I gave in to the prospect of the only nice weekend weather Saturday morning before my dentist appointment and went to McGinnis Slough. Reports of waterfowl seen a day or two before reminded me it was time to renew my relationship with this favorite destination, and the prospect of fall colors made it even more enticing. So now it will be a month or longer, looking back on fall from winter soon, by the time I get around to the last organized bird walk weekend.
The moment I got out of the car I felt restored. I was the only human and could temporarily forget about the whir of traffic noise nearby.
There were still a few Red-Winged Blackbirds hanging out, singing.
In addition to a lot of Swamp Sparrows, there was my first American Tree Sparrow of the season, the arrival of which always reminds me of winter coming…

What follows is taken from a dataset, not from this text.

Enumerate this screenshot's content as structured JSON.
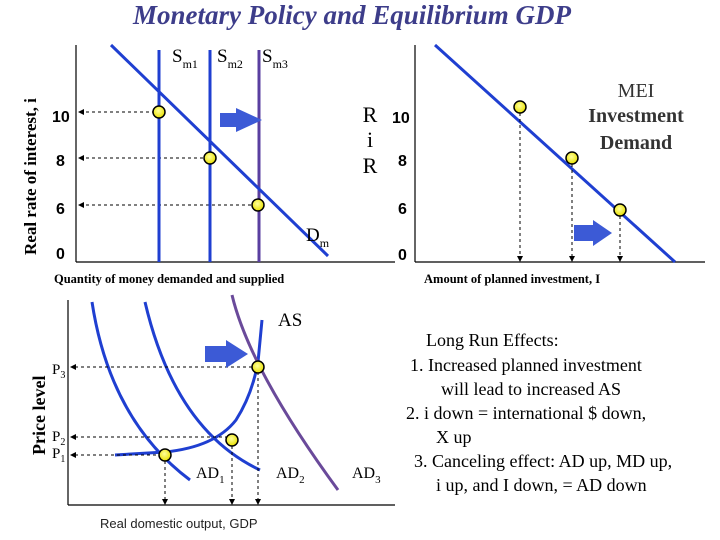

I was not expecting to see Yellow-Rumped Warblers…or orange conifers…but apparently both exist together. I think the tree is an American Larch or something like that, which turns yellow or orange in the fall.
And of course the waterfowl. Below, a view of only a couple hundred of 850 American Coots. Or so I calculated…
And here are two cute Coots up closer.
There was a nice little group of Green-Winged Teal…
and quite a few Northern Shovelers, although I could not seem to get a good photo of the flashier male
At one point two Mute Swans flew overhead. The second time they weren’t entirely mute and I thought they sounded a bit like Snow Geese so they had me fooled for a minute, but my photographs later said Swans.
The Coot below was enjoying the early sunshine, and so was I, but the clouds started to move in quickly after that.
Plant life taking on fall form…
A Wood Duck was close enough for a photo but by then the sun was hiding.
A few more of the Yellow-Rumpeds and the tree they were in.
The trees looking windswept and leafless…
Sunday morning the choir sang two services, singing “Somebody Prayed for Peace” and “Sweet Freedom” which is based on the national anthem. Afterward I went to city hall for early voting, deciding that it might not be such a bad thing to try, even though I live half a block from my polling place. As I sat in the gallery section of council chambers waiting my turn at the voting machine, I was reminded of sitting in a church pew and struck by the metaphor of voting as a form of prayer.
Random contributions from my new cell phone…the leaves are from one of the towering Sycamore trees I passed this morning on my way to the train, the salad consumed yesterday features the last of my cherry tomatoes, and beneath all that, one experiment in my new Saturday tradition which is to have one midday meal of scrambled eggs and onions and whatever else I’m looking to use up…in this instance, even some stale pita chips. Food as a form of prayer.
One more landscape from McGinnis and a Red-Winged Blackbird looking thoughtful.
This coming weekend will be very busy with the choir tour. I hope to return to this page soon afterward.
Very nice collection of birds at McGinnis Slough, later, all that will be covered with the white “stuff”. I wish I had a marsh close by so I could visit. 🙂
Thanks, H.J.! The last time I was there, there was hardly any water, so this was more like it. There were Gadwall, American Wigeon and Greater Scaup too and probably more birds even the big lens couldn’t find but they were all pretty far away. I do like seeing large numbers of birds, it gives me hope.
A good place to visit. Good luck with the tour.
Thanks. I feel like I’m diving into deeper water all the time!
I am glad you made a point and got out to the preserve. A wonderful variety of birds. And that is a lot of ole Coots!
Thanks, Donna! I guess I shouldn’t take all those Coots for granted – they just always seem to suddenly arrive in big numbers out of nowhere… 🙂
I now realize from your picture it was a wood duck I saw at the Chicago Botanic Garden, at least I think so. I hope that vine is an American and not an Oriental Bittersweet.
Thanks and Happy Belated Thanksgiving and glad you now have Wood Duck on your life list. I’m not familiar with the vine but knowing the Portage I wouldn’t be a bit surprised if it was the oriental variety…
Oh, too bad. The oriental is a nasty invasive.